It is provided in § 10, art. 4 of the state constitution that “In incorporated cities or towns having *625more than five thousand inhabitants, the justices of the peace shall receive such salary as may be provided by law, and shall receive no fees for their own use.” The legislature has provided that there shall be one justice of the peace in cities having a population of more than five thousand, and has fixed the salary at $1,200 per annum. Rem. & Bal. Code, §§ 6532, 6535 (P. C. 287 §§ 37, 39).
Relator, with another, was elected a justice of the peace in the city of Raymond at the regular biennial election held in November, 1912. The notices of election called for the election of two justices. The other person elected did not qualify. Relator qualified and continued to serve, collecting fees, until August 1, 1913, when he turned his total collections in fees and fines, amounting to $219.70, into the county treasury, and on the same day presented his receipt therefor, together with a claim for salary in the sum of $650, being the salary that would be due and unpaid under § 6535, supra. His claim was rejected, and this proceeding followed.
Relator bases his contention upon a finding, made in August, 1912, by the city council of the city of Raymond, that the city had in fact a population of 5,148. From an adverse decision in the superior court, relator has appealed to this court. We think the case can be reduced to one or two simple questions.

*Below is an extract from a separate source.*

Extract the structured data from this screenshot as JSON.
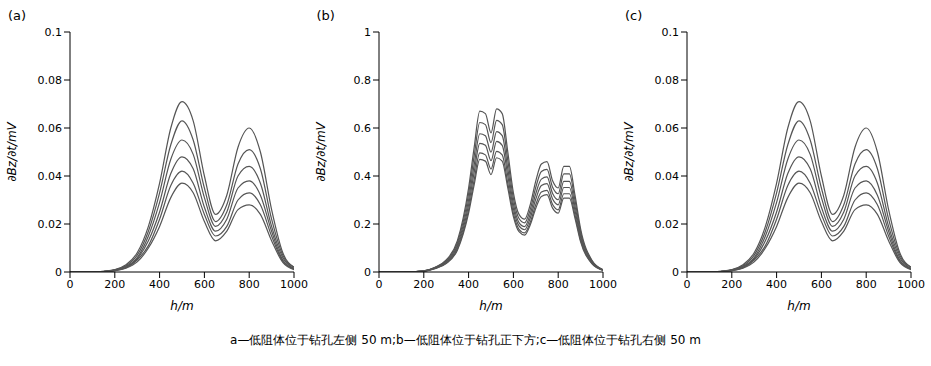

First: Does the law require or contemplate an official finding of population. We have no doubt that it does. Waiving the question whether such a finding by the board of county commissioners would be an official finding, we are quite clear that a finding of such fact by a city council would not, unless acted upon by the officers charged with the preparation of election notices, be in any way determinative of the question before us. The law makes no provision for the taking of a census by the officers of a city of the third class, except in certain defined instances and for specified purposes — that is, the classification or advancement *626of the city. Rem. & Bal. Code, §§ 7479, 7485, 7487 (P. C. 77 §§ 25, 37, 41). A city has only such powers as are granted by the legislature or are necessarily implied in the exercise of its governmental powers and police functions. It would seem that the maxim, expressio unius est exclusio alterius, should apply.
The salary of a justice of the peace is paid by the county, and it would be anomalous indeed to hold the county to a liability upon a state of facts of which it had no notice, or, having notice, it had in effect disclaimed by giving notice of an election commanding the election of two justices, which is done only in cities of less than five thousand population.
This court has held, in State ex rel. Williams v. Brooks, 58 Wash. 648, 109 Pac. 211, that the statute fixing the numbers of justices of the peace follows the mutation of numbers, but that there must be an official determination by competent authority, and that pending such inquiry and finding, there may be two justices, each qualified, although the population be at a given time greater than 5,000. Keeping in mind the fact that there, as here, there was no official determination, and that the auditor gave notice of an election of two justices, the words of the court are apt:
“We are of the opinion that, in the eyes of the law, for the purpose of determining the number of its justices of the peace therein, the city of Puyallup did not have more than 5,000 inhabitants at the time of the election of 1908, nor in any event until it was officially so determined in April, 1909, regardless of the real fact as to its population.”
But we are invited to hold that the court should have proceeded to find the fact under the authority of Anderson v. Whatcom County, 15 Wash. 47, 45 Pac. 665, 33 L. R. A. 137; State ex rel. Smith v. Neal, 25 Wash. 264, 65 Pac. 188, 68 Pac. 1135; State ex rel. Maltbie v. Will, 54 Wash. 453, 103 Pac. 479, 104 Pac. 797, and Faucher v. Rosenoff, 65 Wash. 416, 118 Pac. 315. It is true that this court has held that the population of a city or county may be made the *627subject of judicial inquiry in a proper case, but an inquiry and a holding that the population of the city of Raymond was, at the time of the election of the relator, and is now, greater than 5,000, would not avail the relator, under the authority of State ex rel. Williams v. Brooks, supra. As will be observed, it was there taken as an admitted fact that, at the time of the election and at the time the decision was pronounced, the city of Puyallup had more than 5,000 population. The effect of the court’s decision was that, notwithstanding that fact, an election having been held without a previous determination, or by the courts, the constitutional provisions and the statutes would not apply ad interim, or until an election had been held on a proper notice calling for the election of but one justice. If it were not so, a sudden growth of a city from less than 5,000 to more than 5,000 between regular elections would cause confusion and result in a scramble for the office upon no more worthy grounds than was urged in the Puyallup case — that is, that the contender had received a greater number of votes than had the other justice who had been declared elected at the same time.
Moreover, we may judicially assume that, at prior elections, two justices were elected in the city of Raymond. It does not follow, merely because one of the men elected to the office at the last election did not qualify, that the office has lapsed. It may be; the law will so presume, in the absence of a proper showing, that the office has not lapsed and that its then incumbent has held over and is performing the duties prescribed by law.
There is no error in the judgment of the court dismissing the petition of relator, and it is affirmed.
Crow, C. J., Ellis, Main, and Gose, JJ., concur.